Le DVD Live In Rio - Queen - 2007
1985, Queen tourne intensivement pour promouvoir sa perle The Works et inonde une nouvelle fois la terre de ses tubes imparables. L’Amérique du Sud, vivier intarissable de fans de la Reine ne sera pas épargné et le groupe fera deux dates au Rock In Rio, première édition de 1985 dont Queen est la première tête d’Affiche ce 11 Janvier 1985. Plus tôt dans la soirée ce n’est autre que Withesnake et Iron Maiden (qui en a profité pour enregistré son Rock in Rio) qui ont chauffé un public, pourtant tout acquit au groupe de Brian May. Une soirée résolument Hard Rock que Queen ponctuera d’une bien belle façon, laissant son guitariste s’adonner aux solos qu’il affectionne et en gardant l’esprit Hargneux de mise dès Tie Your Mother Down, le morceau d’ouverture. Les 300 000 brésiliens présents ce soir là exultent et donne un retour plus que motivant au groupe tout au long des 16 titres qui composent le concert (pour un total d’un peu moins d’une heure de concert, configuration festival oblige !).

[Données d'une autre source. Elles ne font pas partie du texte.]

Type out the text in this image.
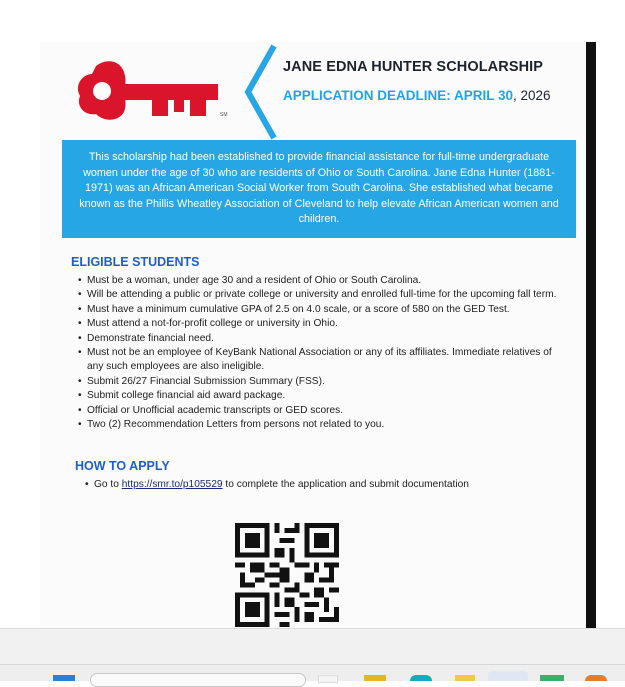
SM
JANE EDNA HUNTER SCHOLARSHIP
APPLICATION DEADLINE: APRIL 30, 2026
This scholarship had been established to provide financial assistance for full-time undergraduate women under the age of 30 who are residents of Ohio or South Carolina. Jane Edna Hunter (1881-1971) was an African American Social Worker from South Carolina. She established what became known as the Phillis Wheatley Association of Cleveland to help elevate African American women and children.
ELIGIBLE STUDENTS
• Must be a woman, under age 30 and a resident of Ohio or South Carolina.
• Will be attending a public or private college or university and enrolled full-time for the upcoming fall term.
• Must have a minimum cumulative GPA of 2.5 on 4.0 scale, or a score of 580 on the GED Test.
• Must attend a not-for-profit college or university in Ohio.
• Demonstrate financial need.
• Must not be an employee of KeyBank National Association or any of its affiliates. Immediate relatives of any such employees are also ineligible.
• Submit 26/27 Financial Submission Summary (FSS).
• Submit college financial aid award package.
• Official or Unofficial academic transcripts or GED scores.
• Two (2) Recommendation Letters from persons not related to you.
HOW TO APPLY
• Go to https://smr.to/p105529 to complete the application and submit documentation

Ne voyant pas l’intérêt de débattre de l’évidente qualité musicale des 4 garçons, n’ayant pas envie de vous imposer une fois de plus mes superlatifs élogieux sur la voix du grand Freddie, je tournerais mon propos dans un sens plus constructif. Il sera question ici de juger l’intérêt de l’œuvre, commercialisé par Masterplan face à la massive Vidéographie d’un groupe qui ne manque pas d’images lives. De plus, le label a mis en Bac l’année précédente Queen – Live In Japan, datant de… 1985 et c’est peut dire que d’avouer à quel point ce Live In Rio fait pâle figure devant les 19 titres (pour 1 heure 30) de cet excellent objet. Sans parler d’un son et d’une image de bien moins bonne qualité, il ne reste à ce DVD que bien peu de chose pour tenir la distance face à son aîné. Question Set List il n’y a que Liar (présente dans le Medley au Japon) et surtout Brighton Rock pour dépareiller mais c’est Is This The World Who Created, gorgé d’émotion et repris par un parterre Sud Américain transit qui offrira à ce Live In Rio la pointe d’originalité nécessaire pour faire de ce live un objet intéressant à défaut d’être utile.
La comparaison au Live In Wembley, Summum musical du groupe est hors de propos tant ni les moyens mis en œuvre, ni la set List ne permettent un quelconque rapprochement pertinent. Queen – Live In Rio n’est pas, et ne dois pas être, une priorité pour les fans la Reine mais bien le signe évident de la contamination irréfutable de l’individu par le virus du collectionneur.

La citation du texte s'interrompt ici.